Por Anna Júlia Goulart – Diretivas antecipadas de vontade já são reconhecidas no Brasil, mas falta informação e regulamentação mais clara.
A possibilidade de decidir, ainda em vida, quais tratamentos médicos aceitar ou recusar em situações de incapacidade vem ganhando espaço no debate público brasileiro.
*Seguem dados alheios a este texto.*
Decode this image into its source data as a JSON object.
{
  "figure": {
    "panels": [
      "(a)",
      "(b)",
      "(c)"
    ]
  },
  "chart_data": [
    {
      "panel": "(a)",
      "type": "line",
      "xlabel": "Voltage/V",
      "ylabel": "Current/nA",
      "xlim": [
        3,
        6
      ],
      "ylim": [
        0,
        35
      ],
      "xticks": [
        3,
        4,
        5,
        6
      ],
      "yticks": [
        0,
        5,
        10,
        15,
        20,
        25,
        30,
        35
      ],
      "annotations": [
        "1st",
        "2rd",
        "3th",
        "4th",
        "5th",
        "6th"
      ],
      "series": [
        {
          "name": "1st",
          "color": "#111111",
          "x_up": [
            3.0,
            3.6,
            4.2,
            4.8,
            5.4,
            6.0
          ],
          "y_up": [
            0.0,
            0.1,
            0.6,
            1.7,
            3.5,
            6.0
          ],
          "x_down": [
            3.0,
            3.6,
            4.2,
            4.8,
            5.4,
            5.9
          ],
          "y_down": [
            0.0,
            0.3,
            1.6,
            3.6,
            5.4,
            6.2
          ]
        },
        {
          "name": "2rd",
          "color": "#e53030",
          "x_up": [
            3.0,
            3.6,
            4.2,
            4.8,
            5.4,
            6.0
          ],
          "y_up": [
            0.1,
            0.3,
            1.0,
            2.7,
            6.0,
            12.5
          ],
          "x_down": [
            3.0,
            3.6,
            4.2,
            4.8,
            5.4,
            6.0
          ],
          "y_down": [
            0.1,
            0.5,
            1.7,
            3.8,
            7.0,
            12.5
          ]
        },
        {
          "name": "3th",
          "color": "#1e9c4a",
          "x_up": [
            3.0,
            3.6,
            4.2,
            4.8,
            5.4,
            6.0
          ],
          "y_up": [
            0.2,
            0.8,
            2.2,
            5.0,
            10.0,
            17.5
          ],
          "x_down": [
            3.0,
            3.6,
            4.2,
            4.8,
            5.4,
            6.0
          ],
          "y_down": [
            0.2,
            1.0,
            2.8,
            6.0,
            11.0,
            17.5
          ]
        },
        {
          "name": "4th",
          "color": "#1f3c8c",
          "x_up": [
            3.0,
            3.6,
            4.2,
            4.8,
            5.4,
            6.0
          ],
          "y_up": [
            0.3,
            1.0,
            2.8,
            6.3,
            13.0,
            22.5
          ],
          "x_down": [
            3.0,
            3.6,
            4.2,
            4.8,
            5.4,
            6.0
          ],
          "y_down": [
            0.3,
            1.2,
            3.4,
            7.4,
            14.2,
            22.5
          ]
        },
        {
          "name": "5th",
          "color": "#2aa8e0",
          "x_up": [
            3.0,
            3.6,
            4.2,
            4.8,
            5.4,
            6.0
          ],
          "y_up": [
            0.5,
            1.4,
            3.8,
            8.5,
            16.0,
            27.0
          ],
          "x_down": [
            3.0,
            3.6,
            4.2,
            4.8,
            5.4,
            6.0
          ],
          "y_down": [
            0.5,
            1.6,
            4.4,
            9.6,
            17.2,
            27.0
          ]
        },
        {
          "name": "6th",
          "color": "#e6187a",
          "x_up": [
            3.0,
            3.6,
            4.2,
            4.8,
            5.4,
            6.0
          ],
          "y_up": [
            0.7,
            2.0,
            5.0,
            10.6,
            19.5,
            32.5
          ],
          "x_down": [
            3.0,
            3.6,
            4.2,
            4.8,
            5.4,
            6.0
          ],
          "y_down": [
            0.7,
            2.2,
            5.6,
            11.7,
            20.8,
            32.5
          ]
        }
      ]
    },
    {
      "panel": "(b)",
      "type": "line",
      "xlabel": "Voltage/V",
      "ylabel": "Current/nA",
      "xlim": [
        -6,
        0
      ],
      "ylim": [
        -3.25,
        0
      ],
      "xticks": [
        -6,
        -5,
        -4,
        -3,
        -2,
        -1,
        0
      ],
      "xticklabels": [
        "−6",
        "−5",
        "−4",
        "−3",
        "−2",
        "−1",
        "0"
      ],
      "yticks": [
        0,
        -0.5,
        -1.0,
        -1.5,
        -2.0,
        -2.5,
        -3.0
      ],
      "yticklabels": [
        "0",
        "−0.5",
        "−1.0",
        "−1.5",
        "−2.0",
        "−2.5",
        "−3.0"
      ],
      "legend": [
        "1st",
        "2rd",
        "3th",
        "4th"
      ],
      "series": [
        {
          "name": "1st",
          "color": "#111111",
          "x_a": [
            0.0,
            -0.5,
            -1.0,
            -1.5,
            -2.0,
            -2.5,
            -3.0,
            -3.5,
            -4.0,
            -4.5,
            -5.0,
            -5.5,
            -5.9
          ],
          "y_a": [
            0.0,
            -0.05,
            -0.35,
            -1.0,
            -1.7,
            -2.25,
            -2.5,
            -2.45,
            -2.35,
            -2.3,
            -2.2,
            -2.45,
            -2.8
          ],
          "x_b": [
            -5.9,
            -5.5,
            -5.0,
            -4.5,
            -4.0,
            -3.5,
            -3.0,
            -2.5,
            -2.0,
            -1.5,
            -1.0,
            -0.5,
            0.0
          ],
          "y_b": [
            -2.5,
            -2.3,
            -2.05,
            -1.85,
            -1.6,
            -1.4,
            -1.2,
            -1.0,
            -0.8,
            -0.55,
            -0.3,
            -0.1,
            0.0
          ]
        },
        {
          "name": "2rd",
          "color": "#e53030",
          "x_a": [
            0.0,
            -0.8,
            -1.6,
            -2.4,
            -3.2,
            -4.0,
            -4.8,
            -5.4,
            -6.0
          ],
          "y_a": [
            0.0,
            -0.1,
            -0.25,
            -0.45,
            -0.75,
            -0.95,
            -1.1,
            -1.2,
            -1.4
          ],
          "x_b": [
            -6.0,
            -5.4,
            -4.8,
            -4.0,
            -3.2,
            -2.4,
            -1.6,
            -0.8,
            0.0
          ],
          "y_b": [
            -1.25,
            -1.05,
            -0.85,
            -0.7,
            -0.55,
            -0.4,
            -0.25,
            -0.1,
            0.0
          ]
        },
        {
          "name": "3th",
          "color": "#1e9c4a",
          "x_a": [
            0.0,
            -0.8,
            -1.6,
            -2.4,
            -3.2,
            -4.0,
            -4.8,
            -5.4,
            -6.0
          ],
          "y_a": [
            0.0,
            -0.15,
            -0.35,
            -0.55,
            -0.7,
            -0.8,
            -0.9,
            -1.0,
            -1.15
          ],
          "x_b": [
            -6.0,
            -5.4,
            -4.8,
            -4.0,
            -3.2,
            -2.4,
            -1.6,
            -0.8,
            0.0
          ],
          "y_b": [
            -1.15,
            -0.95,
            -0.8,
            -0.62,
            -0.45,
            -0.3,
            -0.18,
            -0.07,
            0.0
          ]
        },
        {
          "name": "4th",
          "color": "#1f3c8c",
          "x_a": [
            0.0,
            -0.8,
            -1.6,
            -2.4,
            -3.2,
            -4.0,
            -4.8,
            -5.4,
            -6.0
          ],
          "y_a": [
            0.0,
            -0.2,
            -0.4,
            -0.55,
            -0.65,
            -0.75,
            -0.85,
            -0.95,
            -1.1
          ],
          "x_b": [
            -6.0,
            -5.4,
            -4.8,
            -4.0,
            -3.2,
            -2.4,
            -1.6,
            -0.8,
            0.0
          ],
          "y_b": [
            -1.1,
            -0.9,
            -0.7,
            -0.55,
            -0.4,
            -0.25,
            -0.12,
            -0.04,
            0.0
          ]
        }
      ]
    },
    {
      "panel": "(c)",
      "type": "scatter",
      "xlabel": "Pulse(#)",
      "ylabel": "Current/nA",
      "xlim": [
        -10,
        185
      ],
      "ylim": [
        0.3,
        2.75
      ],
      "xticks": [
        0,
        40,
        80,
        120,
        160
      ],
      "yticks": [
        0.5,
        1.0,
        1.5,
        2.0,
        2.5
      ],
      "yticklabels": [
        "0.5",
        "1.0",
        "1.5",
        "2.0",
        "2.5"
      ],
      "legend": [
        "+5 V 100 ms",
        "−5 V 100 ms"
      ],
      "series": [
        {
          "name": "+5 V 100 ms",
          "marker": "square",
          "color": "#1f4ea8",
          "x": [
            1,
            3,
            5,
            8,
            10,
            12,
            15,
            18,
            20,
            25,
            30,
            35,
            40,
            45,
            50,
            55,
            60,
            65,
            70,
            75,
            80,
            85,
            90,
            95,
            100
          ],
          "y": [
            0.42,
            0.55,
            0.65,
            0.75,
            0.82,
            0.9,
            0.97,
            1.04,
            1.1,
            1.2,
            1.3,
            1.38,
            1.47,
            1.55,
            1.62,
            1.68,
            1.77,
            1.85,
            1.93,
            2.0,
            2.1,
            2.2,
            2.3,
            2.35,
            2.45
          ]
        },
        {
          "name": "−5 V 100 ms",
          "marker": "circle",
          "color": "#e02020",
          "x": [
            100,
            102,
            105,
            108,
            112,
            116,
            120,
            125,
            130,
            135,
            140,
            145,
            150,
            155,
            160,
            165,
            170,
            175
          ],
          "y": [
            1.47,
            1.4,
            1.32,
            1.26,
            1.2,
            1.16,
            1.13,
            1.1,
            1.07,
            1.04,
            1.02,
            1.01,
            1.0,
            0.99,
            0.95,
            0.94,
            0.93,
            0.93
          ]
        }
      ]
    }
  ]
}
O chamado testamento vital ou Diretivas Antecipadas de Vontade (DAV) é um instrumento que assegura ao paciente o direito de ter a autonomia respeitada mesmo quando não puder se comunicar.
Regulamentado pelo Conselho Federal de Medicina (CFM), o documento, que pode ser feito de forma simples, em cartório com testemunhas ou no próprio prontuário médico após conversa com profissional de saúde, permite que qualquer pessoa maior de 18 anos registre previamente suas escolhas sobre intervenções médicas em cenários críticos, como doenças terminais ou estados irreversíveis.
O testamento vital é juridicamente relevante e já possui reconhecimento no Brasil, especialmente a partir dos princípios da dignidade da pessoa humana e da autonomia privada, além do respaldo ético conferido pela Resolução CFM nº 1.995/2012.
Apesar de funcionar como um guia para familiares e equipes médicas impondo limites sobre procedimentos hospitalares e tratamentos específicos, o “testamento vital” não encontra respaldo em legal, o que gera insegurança.
A ausência de uma lei específica mais detalhada ainda pode gerar algumas zonas de incerteza prática, principalmente em situações de divergência familiar ou de interpretação do documento pelo corpo médico. Em síntese, é um instrumento seguro, mas que exige clareza na sua elaboração para reduzir o risco de conflitos. A falta de esclarecimentos gera impactos concretos para pacientes, familiares e profissionais de saúde.
Do ponto de vista assistencial, pode levar à adoção de condutas excessivamente intervencionistas, sem que haja certeza de que correspondem à vontade do paciente. Já no plano jurídico, a falta de manifestação prévia transfere à família uma decisão extremamente sensível em um momento de fragilidade emocional, o que frequentemente resulta em conflitos e, em alguns casos, judicialização. A informação, nesse contexto, atua como instrumento de prevenção.
Na ausência de um testamento vital, familiares costumam ser chamados a opinar. No entanto, quando o documento existe, a vontade do paciente deve prevalecer, inclusive sobre opiniões divergentes.
Um dos pontos mais sensíveis é a ideia, ainda comum, de que a família decide automaticamente sobre tratamentos em casos de incapacidade.
O erro mais recorrente é a redação genérica, sem delimitar de forma objetiva quais tratamentos a pessoa aceita ou recusa. Isso dificulta a aplicação prática do documento no contexto clínico. Outro ponto relevante é a falta de comunicação: muitas pessoas elaboram o testamento vital, mas não informam familiares ou médicos, o que compromete sua efetividade. Também é comum a ausência de atualização ao longo do tempo, o que pode gerar dúvidas sobre a atual vontade do paciente. Quanto mais claro, específico e alinhado com a realidade clínica, maior a segurança do documento.
| O QUE PODE SER DEFINIDO NO TESTAMENTO VITAL Reanimação cardiorrespiratória Uso de aparelhos para respiração Alimentação e hidratação artificiais Submissão a cirurgias ou tratamentos invasivos Preferência por cuidados paliativos |
(*) Anna Júlia Goulart é graduada em Direito pela Universidade do Vale do Itajaí (UNIVALI) Possui pós-graduação em Direito à Saúde pelo Instituto Israelita Albert Einstein e é mestranda em Direito Constitucional no Instituto Brasileiro de Ensino, Desenvolvimento e Pesquisa (IDP Brasília).